3 – Japan: If I were to attempt to list the achievements of the Japan Aerospace Exploration Agency (JAXA) I could fill quite a few pages. Very much the behind the scenes work horse of space research, JAXA has been particularly good with monitoring and observation type space operations. They also run important re-supply missions to the ISS. The only thing they have yet to do is develop their own manned space aircraft, a goal they have set for 2025.
2 -India: Though often referred to as the coolest new kid on the block when it comes to space, the India Space Research Organization has actually been launching satellites and conducting experiments since the 1960’s. In 2008 the ISRO made headlines by launching an unmanned lunar probe. Then last year the government announced they are working on their own Mars exploration mission “Mangalyaan” which is to be launched at the end of this year. Despite their achievements until now and their ambitious plans, over the past decade the program has also suffered 2 accidents involving the loss of two rockets during take-off, casting some doubt as to whether they will reach their goals in the near future.
1 – China: In 2003 China became only the 3rd nation on the planet to launch its own manned space shuttle, the Shenzhou 5, into orbit. Next month they will launch the Shenzhou 10, which is part of the preparation for what will eventually be an independent Chinese space station. Again, making them only the third nation to ever do so (after the US and Russia). They have the technology, they have the resources, and like so many assessments conclude about China these days, the sky’s the limit, only not quite in this context.
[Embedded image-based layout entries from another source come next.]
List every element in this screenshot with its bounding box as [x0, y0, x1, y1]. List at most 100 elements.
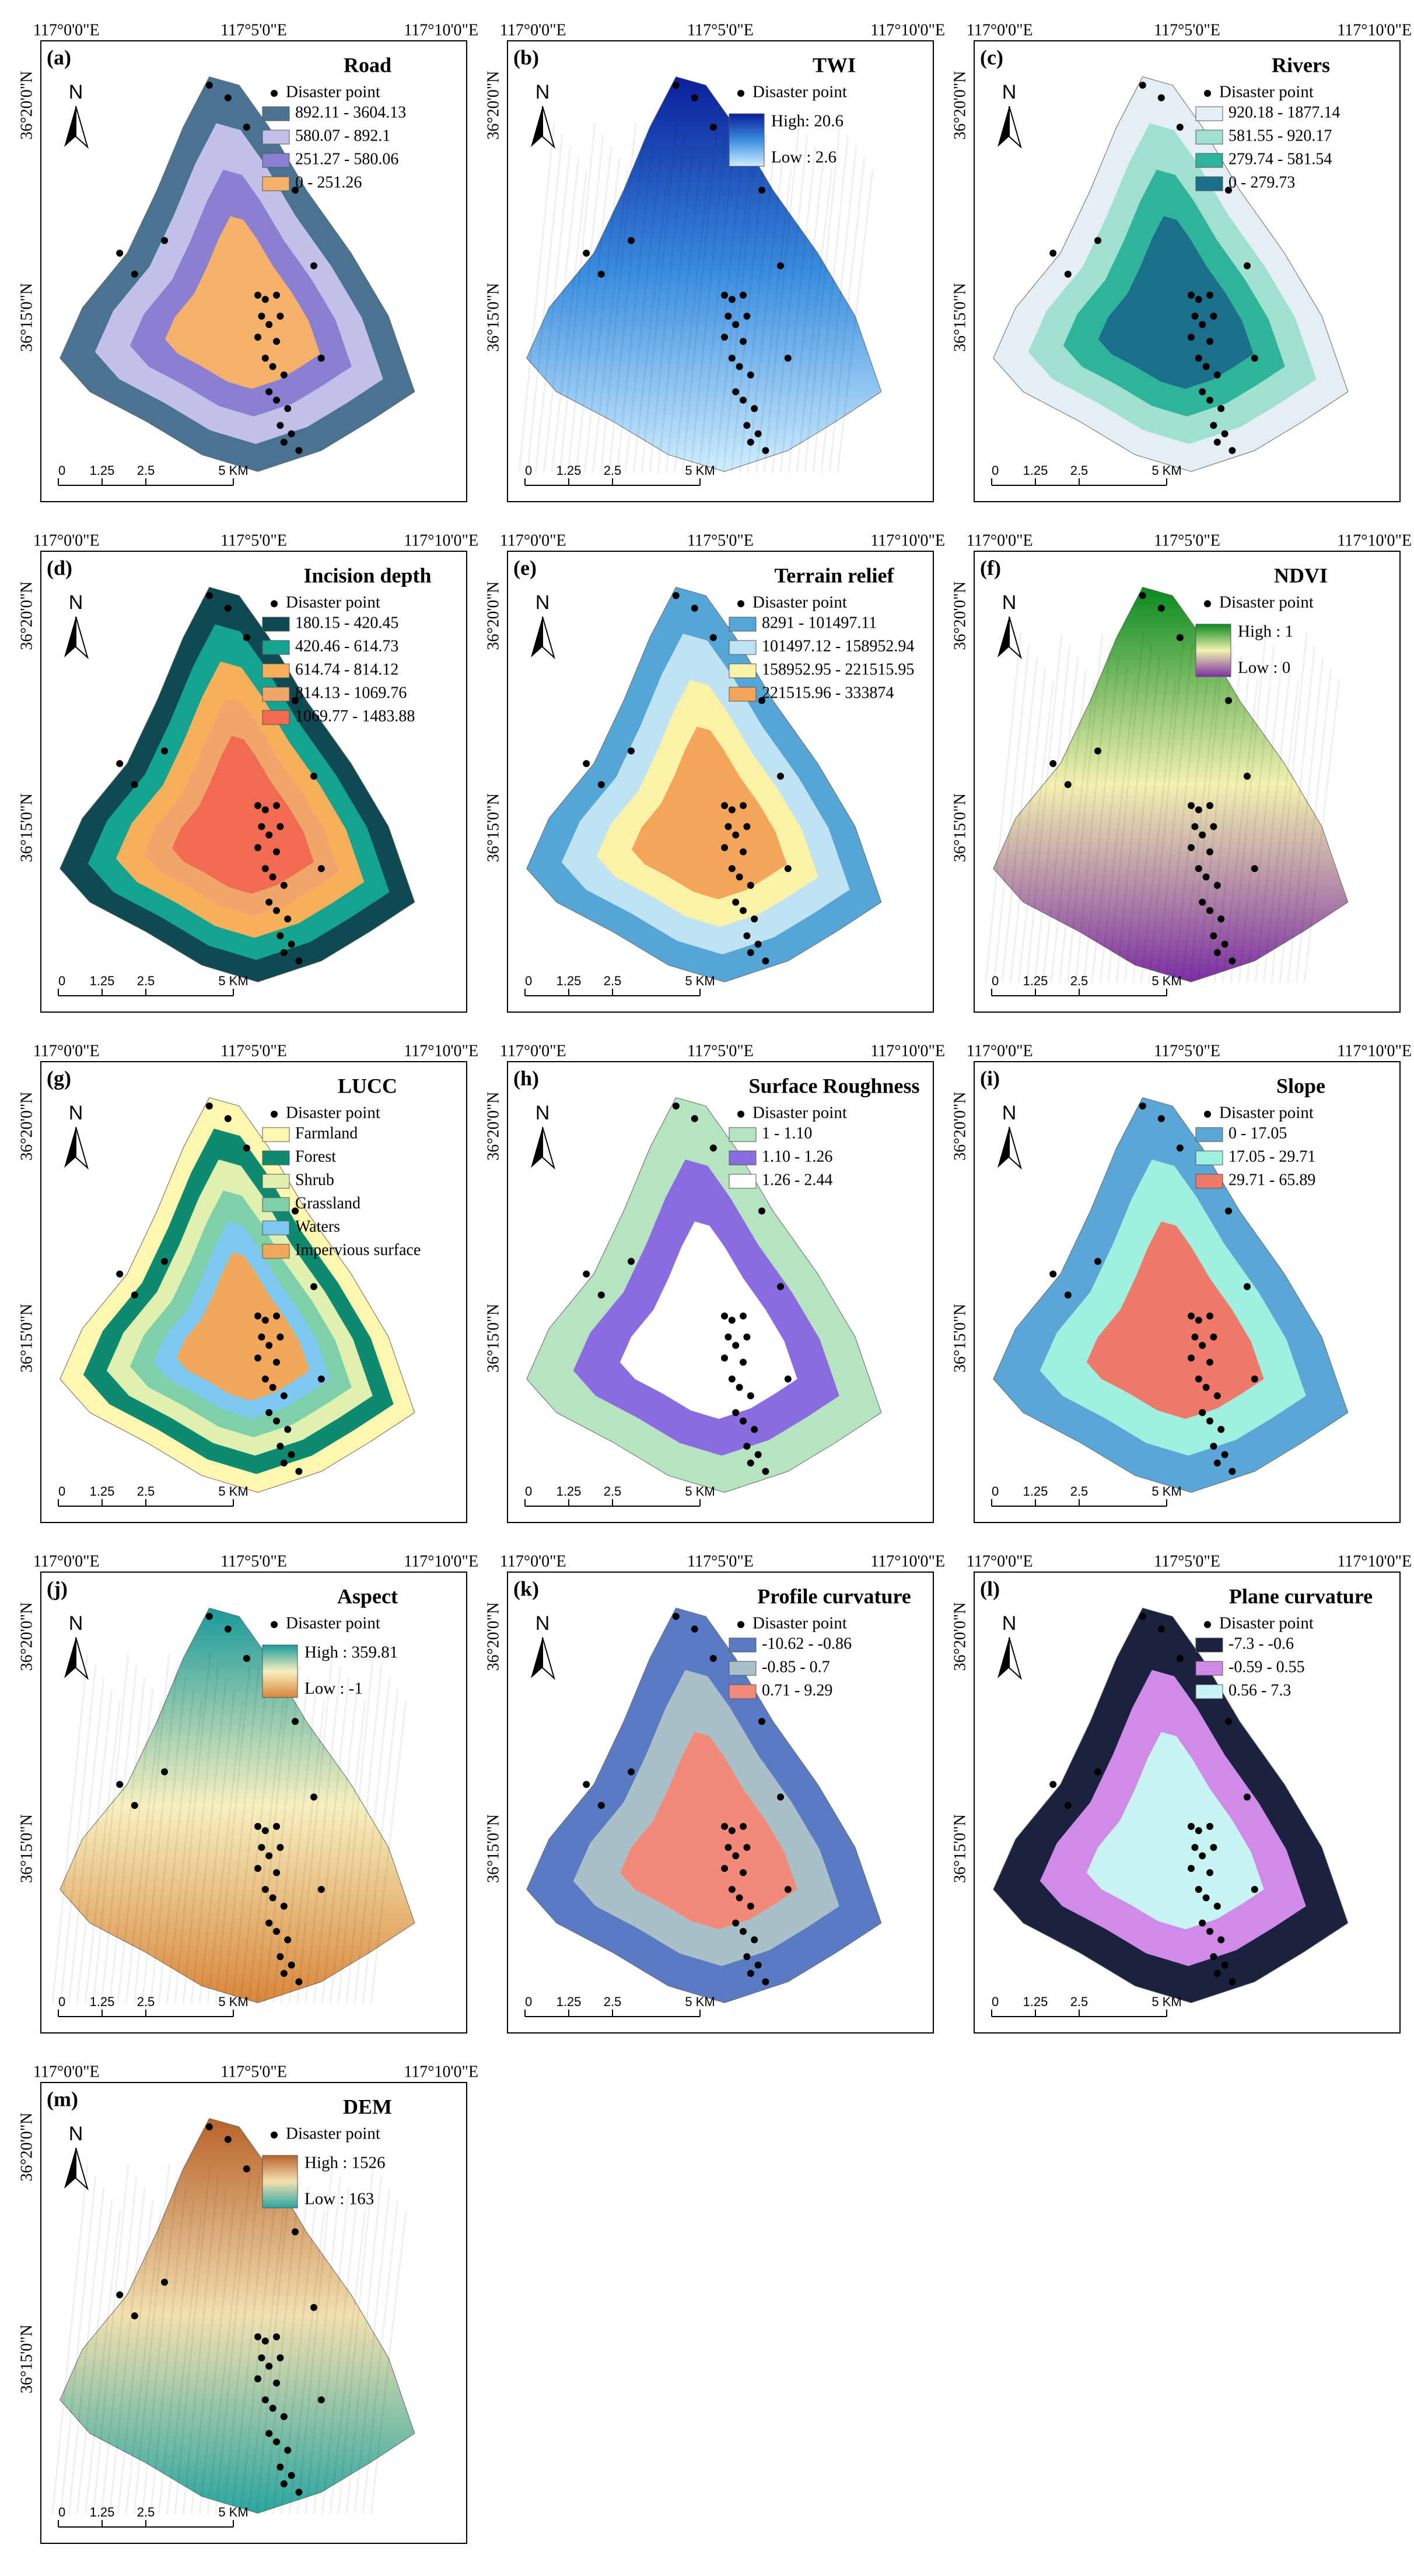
- disaster-point: [747, 371, 754, 379]
- disaster-point: [276, 823, 284, 830]
- longitude-label: 117°5'0"E: [687, 1552, 754, 1570]
- terrain-texture: [190, 2187, 228, 2515]
- disaster-point: [1251, 865, 1258, 872]
- disaster-point: [1188, 1823, 1195, 1830]
- disaster-point: [740, 1312, 747, 1320]
- map-panel: 117°0'0"E 117°5'0"E 117°10'0"E 36°20'0"N 36°…: [951, 1042, 1412, 1523]
- disaster-point: [762, 1978, 769, 1986]
- terrain-texture: [1295, 667, 1332, 984]
- disaster-point: [1049, 760, 1057, 767]
- longitude-label: 117°0'0"E: [500, 1552, 566, 1570]
- scale-label: 2.5: [137, 2505, 155, 2519]
- terrain-texture: [231, 1676, 268, 2004]
- legend-point-label: Disaster point: [1219, 1104, 1314, 1122]
- longitude-label: 117°0'0"E: [33, 1552, 100, 1570]
- disaster-point: [1213, 1902, 1221, 1910]
- disaster-point: [728, 1317, 736, 1324]
- legend-label: 0 - 279.73: [1228, 173, 1295, 191]
- disaster-point: [743, 1443, 751, 1450]
- disaster-point: [254, 802, 261, 809]
- disaster-point: [280, 1392, 288, 1399]
- terrain-texture: [1262, 679, 1300, 984]
- legend-label: Farmland: [295, 1124, 358, 1142]
- terrain-texture: [828, 157, 866, 473]
- disaster-point: [1210, 823, 1217, 830]
- longitude-label: 117°0'0"E: [500, 1042, 566, 1060]
- disaster-point: [205, 82, 213, 89]
- terrain-texture: [329, 1700, 366, 2004]
- terrain-texture: [84, 2210, 121, 2515]
- north-arrow-half: [75, 106, 89, 149]
- disaster-point: [1049, 250, 1057, 257]
- disaster-point: [261, 806, 269, 814]
- legend-swatch: [262, 1197, 290, 1212]
- terrain-texture: [534, 145, 572, 473]
- disaster-point: [205, 1102, 213, 1110]
- legend-point: [271, 1621, 278, 1628]
- legend-label: -0.59 - 0.55: [1228, 1658, 1305, 1676]
- longitude-label: 117°0'0"E: [33, 1042, 100, 1060]
- disaster-point: [224, 94, 232, 102]
- longitude-label: 117°0'0"E: [967, 531, 1033, 550]
- disaster-point: [597, 1292, 605, 1298]
- disaster-point: [276, 2463, 284, 2471]
- disaster-point: [1195, 296, 1202, 303]
- disaster-point: [754, 430, 762, 438]
- panel-label: (b): [513, 46, 539, 69]
- legend-point: [1204, 1111, 1211, 1118]
- legend-swatch: [1195, 130, 1223, 145]
- legend-label: 101497.12 - 158952.94: [762, 637, 914, 655]
- map-panel: 117°0'0"E 117°5'0"E 117°10'0"E 36°20'0"N 36°…: [484, 1042, 945, 1523]
- scale-label: 5 KM: [685, 463, 715, 478]
- scale-label: 1.25: [556, 974, 582, 988]
- scale-label: 0: [525, 1484, 532, 1499]
- latitude-label: 36°20'0"N: [484, 1602, 502, 1671]
- legend-swatch: [729, 1637, 757, 1653]
- disaster-point: [273, 1928, 280, 1935]
- disaster-point: [1176, 634, 1184, 641]
- disaster-point: [1139, 592, 1146, 599]
- longitude-label: 117°0'0"E: [500, 21, 566, 39]
- legend-point: [271, 1111, 278, 1118]
- scale-label: 1.25: [556, 463, 582, 478]
- legend-swatch: [1195, 1661, 1223, 1676]
- disaster-point: [740, 907, 747, 914]
- disaster-point: [265, 1852, 273, 1860]
- disaster-point: [254, 2333, 261, 2340]
- terrain-texture: [215, 1653, 252, 2004]
- disaster-point: [747, 949, 754, 956]
- disaster-point: [284, 405, 292, 412]
- terrain-texture: [1091, 667, 1128, 984]
- disaster-point: [292, 2228, 299, 2235]
- panel-label: (d): [47, 556, 72, 579]
- disaster-point: [273, 907, 280, 914]
- terrain-texture: [304, 2175, 342, 2515]
- disaster-point: [254, 2375, 261, 2382]
- disaster-point: [1228, 1468, 1236, 1475]
- north-label: N: [536, 592, 550, 614]
- legend-point: [271, 90, 278, 97]
- longitude-label: 117°10'0"E: [870, 1552, 945, 1570]
- terrain-texture: [1132, 667, 1169, 984]
- terrain-texture: [117, 2199, 154, 2515]
- terrain-texture: [1222, 679, 1259, 984]
- study-area: [993, 587, 1349, 982]
- disaster-point: [224, 1115, 232, 1122]
- disaster-point: [317, 2396, 325, 2403]
- disaster-point: [1244, 772, 1251, 780]
- legend-high: High : 1: [1238, 622, 1293, 641]
- disaster-point: [261, 296, 269, 303]
- disaster-point: [1188, 844, 1195, 851]
- terrain-texture: [166, 2210, 203, 2515]
- disaster-point: [273, 338, 280, 345]
- disaster-point: [280, 2480, 288, 2487]
- disaster-point: [1049, 1781, 1057, 1788]
- disaster-point: [751, 405, 758, 412]
- scale-label: 0: [525, 974, 532, 988]
- scale-label: 0: [58, 1994, 65, 2009]
- terrain-texture: [1164, 656, 1202, 984]
- panel-label: (i): [980, 1066, 1000, 1090]
- legend-title: TWI: [813, 53, 856, 76]
- disaster-point: [1157, 94, 1165, 102]
- legend-point-label: Disaster point: [752, 1104, 847, 1122]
Honorable Mention- Brazil: Latin America’s leading nation in terms of space research, Brazil has been successfully launching satellites since 2004. With the development of their own rocket, the VSB-30, the government plans to expand the capabilities and activities of the agency. The Brazilian space agency entered into a joint satellite launching venture back in 2003 with the State Space Agency of the Ukraine. Keep an eye on this program, it’s going places!